Affaiblie physiquement et psychologiquement, elle bénéficie d'une mesure humanitaire : sa détention se poursuit à domicile pendant deux ans, sous étroite surveillance. Mais le manque de personnel au sein de l'armée, raconte Laided Salazar, lui permet de fuir un jour où ses gardiens sont absents.
"Nous allons sortir de ce cauchemar"
"Ils ont volé l'espoir, la joie. Les jeunes, les vieux se meurent dans les hôpitaux sans médicaments, sans nourriture.
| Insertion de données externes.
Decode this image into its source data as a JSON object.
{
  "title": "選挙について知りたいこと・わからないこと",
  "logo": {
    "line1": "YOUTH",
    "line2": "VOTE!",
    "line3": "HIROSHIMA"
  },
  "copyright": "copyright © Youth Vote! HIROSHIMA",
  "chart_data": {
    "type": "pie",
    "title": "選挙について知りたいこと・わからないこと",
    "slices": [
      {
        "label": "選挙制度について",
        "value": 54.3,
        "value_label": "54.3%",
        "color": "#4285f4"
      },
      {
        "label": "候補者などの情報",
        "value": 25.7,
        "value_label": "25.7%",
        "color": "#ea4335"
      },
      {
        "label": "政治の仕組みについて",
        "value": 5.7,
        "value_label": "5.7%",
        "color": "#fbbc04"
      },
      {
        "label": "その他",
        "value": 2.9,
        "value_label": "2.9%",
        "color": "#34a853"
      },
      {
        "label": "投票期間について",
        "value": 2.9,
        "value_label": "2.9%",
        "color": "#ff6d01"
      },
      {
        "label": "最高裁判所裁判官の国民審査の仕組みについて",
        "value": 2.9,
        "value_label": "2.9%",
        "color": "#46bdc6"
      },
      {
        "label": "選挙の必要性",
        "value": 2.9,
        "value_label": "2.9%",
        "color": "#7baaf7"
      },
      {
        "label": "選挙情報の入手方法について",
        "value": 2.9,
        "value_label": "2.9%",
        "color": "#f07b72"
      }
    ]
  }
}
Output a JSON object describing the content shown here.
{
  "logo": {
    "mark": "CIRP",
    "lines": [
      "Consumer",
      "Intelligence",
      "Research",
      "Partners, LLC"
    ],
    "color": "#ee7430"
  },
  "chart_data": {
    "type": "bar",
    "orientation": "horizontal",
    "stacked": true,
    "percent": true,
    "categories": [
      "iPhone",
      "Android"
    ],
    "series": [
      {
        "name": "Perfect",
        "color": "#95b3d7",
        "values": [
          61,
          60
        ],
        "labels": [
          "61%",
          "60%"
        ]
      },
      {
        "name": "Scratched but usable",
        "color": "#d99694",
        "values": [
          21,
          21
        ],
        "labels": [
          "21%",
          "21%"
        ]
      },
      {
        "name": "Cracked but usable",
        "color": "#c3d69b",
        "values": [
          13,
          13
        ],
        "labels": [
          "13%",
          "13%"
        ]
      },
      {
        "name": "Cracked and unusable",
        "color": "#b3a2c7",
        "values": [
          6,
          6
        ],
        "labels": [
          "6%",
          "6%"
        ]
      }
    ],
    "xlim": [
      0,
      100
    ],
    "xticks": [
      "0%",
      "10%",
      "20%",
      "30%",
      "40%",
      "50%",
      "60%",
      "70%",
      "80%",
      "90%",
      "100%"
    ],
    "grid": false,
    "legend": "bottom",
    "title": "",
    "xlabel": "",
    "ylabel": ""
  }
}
Les forces armées sont en putréfaction : trafic de drogue, corruption... Elles sont aux ordres d'un seul homme : Nicolas Maduro et tous les délinquants derrière lui," se désole Laided Salazar.
"J'ai de l'espoir car il y a encore des gens pour lutter pour la liberté du Venezuela", dit-elle, fredonnant la chanson Llevo tu luz y tu aroma en mi piel (que l'on peut traduire par "Je porte ta lumière et ton parfum sur ma peau"), une chanson vénézuélienne que chantent parfois les migrants. "Cette chanson c'est l'espoir, la force et la foi. Nous allons sortir de ça, de ce cauchemar", conclut Laided Salazar, nostalgique. Elle a le Venezuela au cœur, et l'exil ne fait que renforcer son amour de la patrie, son sentiment de trahison et sa colère envers ceux qui dirigent son pays aujourd'hui.